Once your emergency fund is fully funded the rest of your savings will go into investments. After saving this is the most important thing you can do to build wealth.

4. Track down your debts section

Debt is the kryptonite of wealth.

Having too much of it can hinder all your savings plans and makes you change your lifestyle.

This is why you need to be on top of your debt repaying game. Make sure to always pay at least a minimum on outstanding debts to stay away from any lateness or extra fees.

If you already are in debt, you need to get out as quickly as possible.

Make a list of all your debts and list them from highest to lowest interest rates. After that, pay down the highest interest with any and all extra money you make. If you discipline yourself and keep repaying your debt just like this, in no time, you will be debt free.

5. Create a savings account

You need to have a savings account to keep your savings separate from your spending money. If you don’t, you’ll spend it instead of saving it.

Wherever you have a checking account they also offer savings accounts, and it’s good to have a savings account through them. Most banks will set up overdraft protection so that if you do overdraft, it will come out of your savings and not charge you any fees. They also usually allow for instant transfer from savings to checking. Both features can and are very useful.

But, if you don’t have control of your finances, if you will overspend because you know you have both of those features, then it may be best to get a savings account at a completely different bank and make it just a little inconvenient to get to that money. This will likely help you from overspending if that’s your habit to do.

6. Pay with cash whenever possible

If you truly cannot control your spending while using credit cards, my younger self was very guilty of this, then you really should consider switching to all cash.

Sooner or later, this habit will leave them with huge debts that might even get hard to pay.
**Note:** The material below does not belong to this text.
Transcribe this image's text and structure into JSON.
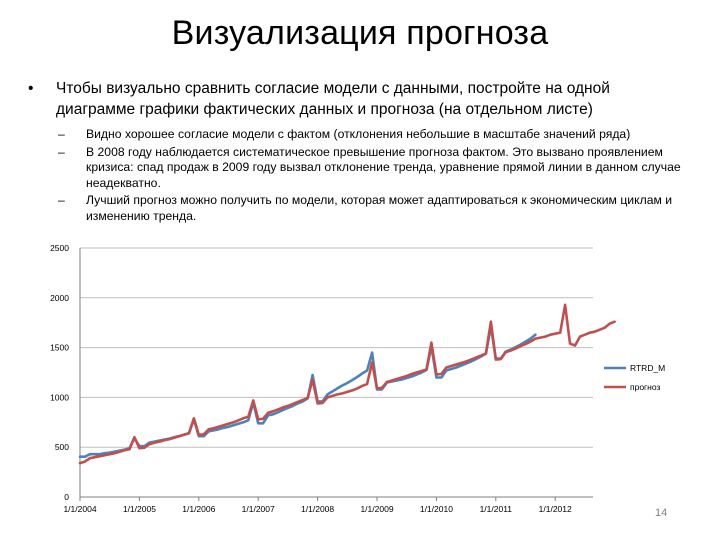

The best way to control oneself is by switching over from a credit card to a debit card or cash.

With this, you won’t end up getting debt-ridden and could also see how much money you are unnecessarily spending.

7. Get yourself a financial advisor

When you start earning money the first thing you want to do is spend it.

On that new electronic, game, clothing, or at a nice restaurant.

It can be really tempting, and honestly you should get something nice for yourself with your first paycheck.

But you should also look into getting a financial advisor. They are not just for rich people; they will help you become rich if you follow their advice. They’ll help you plan out all your investment and savings plan in an organized manner.

There is only one downside of getting a financial advisor, they do have fees, but you’ll find paying for quality is never a bad investment.

8. Take care of your health

“Health is wealth.”

When you start working, you can feel like you have to “pay your dues” or “prove your worth”, and often times that comes at the expense of your health.

With all the pressure of work and creating stability in one’s life, youngsters sometimes just forget to keep a check on their health. No amount of money will make you healthy without you putting in time and energy to get there. You can buy a gym membership, hire a personal trainer, and even a personal chef, but unless you put in the work it means nothing. Not only that, but in the long run you’ll end up working less and likely making less because you have to take time off to recover from bad health.

Apart from daily exercising and eating well, there is one more thing that can help you in ensuring a healthy future: Health Insurance.

Health Insurance is a way of safeguarding your health by covering all the expensive costs that come in case you fall severely sick and need to go undergo treatment. This is one of the best pieces of financial advice for young adults who want to live without hindering their finances.

Conclusion

The above-mentioned personal finance tips for young adults are crucial for those who want to save and invest to secure their safe future. The way you manage your money today will ensure you are leading a stress-free life tomorrow.

So, spend your money, enjoy life. But do so smartly and in no time you’ll be enjoying financial freedom.